During World War I, Australia experienced strong anti-German sentiment. South Australia had a substantial diaspora of German-speaking people derived from migrants from Germany and Poland during the 19th century. One of the consequences of the sentiment was that many German-sounding placenames were changed. Another consequence was that many Lutheran church schools which taught the children in German were encouraged and eventually forced to close or be taken over by the state.

The Colony of South Australia had been established in 1836. The first groups of German emigrants arrived in 1838, encouraged by the founders of the colony. They were escaping religious persecution in Prussia, and settling to establish a new life where they were free to practice their religion. The situation in Germany changed after 1840 but hard-working German settlers continued to be encouraged to migrate. The first German-language newspaper in South Australia was published from 1847. Many of these settlers took the Oath of Allegiance and became naturalised citizens so that they could buy land. German immigrant farmers and their descendants spread across the expanding colony, and others took up influential positions in Adelaide as well.

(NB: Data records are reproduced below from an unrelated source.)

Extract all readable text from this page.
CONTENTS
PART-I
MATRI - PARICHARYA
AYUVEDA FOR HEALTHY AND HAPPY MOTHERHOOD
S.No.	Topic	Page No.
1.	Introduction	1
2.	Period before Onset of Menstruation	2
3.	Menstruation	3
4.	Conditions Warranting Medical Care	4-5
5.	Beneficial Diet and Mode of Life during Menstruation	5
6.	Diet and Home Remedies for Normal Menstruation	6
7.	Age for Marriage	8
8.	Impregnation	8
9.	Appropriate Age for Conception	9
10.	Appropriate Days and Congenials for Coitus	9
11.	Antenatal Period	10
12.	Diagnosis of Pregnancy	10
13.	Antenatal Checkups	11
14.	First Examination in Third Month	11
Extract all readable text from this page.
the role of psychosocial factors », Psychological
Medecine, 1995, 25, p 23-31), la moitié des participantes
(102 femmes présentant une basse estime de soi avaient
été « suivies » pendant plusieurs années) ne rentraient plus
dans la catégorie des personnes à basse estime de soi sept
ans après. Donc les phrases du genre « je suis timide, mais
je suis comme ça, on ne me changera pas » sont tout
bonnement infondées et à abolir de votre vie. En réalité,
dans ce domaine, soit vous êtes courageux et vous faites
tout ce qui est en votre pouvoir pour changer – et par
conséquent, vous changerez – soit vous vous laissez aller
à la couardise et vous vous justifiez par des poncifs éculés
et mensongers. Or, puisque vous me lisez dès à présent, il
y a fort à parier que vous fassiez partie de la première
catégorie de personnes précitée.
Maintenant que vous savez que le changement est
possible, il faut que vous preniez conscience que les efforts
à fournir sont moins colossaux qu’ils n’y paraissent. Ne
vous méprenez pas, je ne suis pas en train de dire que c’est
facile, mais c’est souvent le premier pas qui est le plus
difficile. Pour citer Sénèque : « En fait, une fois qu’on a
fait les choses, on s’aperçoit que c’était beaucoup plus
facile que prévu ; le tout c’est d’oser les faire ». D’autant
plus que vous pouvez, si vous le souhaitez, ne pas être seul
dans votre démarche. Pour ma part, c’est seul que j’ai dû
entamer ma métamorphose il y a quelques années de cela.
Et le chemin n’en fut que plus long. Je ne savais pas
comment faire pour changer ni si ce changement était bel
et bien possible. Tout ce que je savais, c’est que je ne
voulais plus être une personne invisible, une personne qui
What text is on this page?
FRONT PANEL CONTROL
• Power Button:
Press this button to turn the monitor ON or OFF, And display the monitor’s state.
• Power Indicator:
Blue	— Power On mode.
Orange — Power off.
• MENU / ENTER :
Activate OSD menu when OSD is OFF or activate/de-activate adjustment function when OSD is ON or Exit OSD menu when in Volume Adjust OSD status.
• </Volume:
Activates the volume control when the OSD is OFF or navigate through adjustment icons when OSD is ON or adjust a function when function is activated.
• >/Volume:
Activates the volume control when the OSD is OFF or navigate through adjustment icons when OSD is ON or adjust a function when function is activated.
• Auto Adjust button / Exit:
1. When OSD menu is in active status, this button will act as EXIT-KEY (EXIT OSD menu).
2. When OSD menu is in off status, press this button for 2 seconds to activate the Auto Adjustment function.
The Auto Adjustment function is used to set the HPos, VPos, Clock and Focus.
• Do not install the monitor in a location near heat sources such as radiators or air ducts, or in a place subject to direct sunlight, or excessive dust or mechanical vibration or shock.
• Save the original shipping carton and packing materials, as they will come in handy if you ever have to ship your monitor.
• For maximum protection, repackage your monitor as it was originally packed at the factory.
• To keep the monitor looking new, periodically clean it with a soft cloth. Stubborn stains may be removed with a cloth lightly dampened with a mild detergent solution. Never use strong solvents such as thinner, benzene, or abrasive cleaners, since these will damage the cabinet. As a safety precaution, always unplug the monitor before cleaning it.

In June 1917, 49 schools received notices that they would be taken over by the Minister of Education with effect from 1 July that year. The German teachers were to be replaced by English teachers, if the school could not be closed completely and have the children sent to a nearby school. The action to close the schools was a consequence of the new Education Act 1915 passed by the South Australian Parliament late in 1915. Section 53 of the act required that at least 4 hours of teaching each school day be in English, and required head teachers to submit a monthly statutory declaration that this had been the case over the preceding month. The legislation specifically identified German as not being English.

==Schools closed==
Some schools had voluntarily closed after the legislation was passed. The 49 schools that received notices to close from 1 July 1917 were at:

| school | number of students |
|---|---|
| Martin Luther, Flinders Street, Adelaide | 47 |
| Australia Plains | 38 |
| Appila-Yarrowie | 83 |
| Bethany | 60 |
| Bethel | 17 |
| Blumberg | 57 |
| Bower | 43 |
| Crystal Brook West | 10 |
| Carlsruhe, Waterloo | 44 |
| Dalkey | 22 |
| St. John's, Dutton | 34 |
| Eden Valley | 38 |
| Emmaus | 26 |
| Emu Downs | 20 |
| St. John's, Eudunda | 63 |
| Ebenezer, Stockwell | 85 |
| Geranium Plains | 19 |
| Hahndorf | 48 |
| Trinity, Kapunda | 37 |
| St. Paul's, Kilkerran | 30 |
| St. John's, Kilkerran | 20 |
| Light's Pass | 55 |
| Lobethal | 64 |
| Lyndoch | 25 |
| Malvern, Cheltenham St | 55 |
| Mannum | 26 |
| Moculta | 94 |
| Monarto | 9 |
| Mount Torrens, Springhead | 28 |
| Murray Bridge | 25 |
| Nain | 44 |
| St. John's, Neale's Flat | 13 |
| St. Paul's, Neale's Flat | 15 |
| Neukirch | 19 |
| New Residence | 30 |
| North Rhine | 34 |
| Nott's Well | 8 |
| Palmer | 18 |
| Peter's Hill | 27. |
| Point Pass | 28 |
| Rhine Villa | 16 |
| Rosenthal | 27 |
| St. Martini, Springton | 35 |
| Sedan | 40 |
| Tanunda | 63 |
| Lower Light | 87 |
| Robertstown | 14 |
| St Kitts, near Truro | 19 |
| Steinfeld, Hundred of Anna | (not stated). |

In addition, the Koonibba Aborigines mission station, west of Ceduna, was not affected at that time.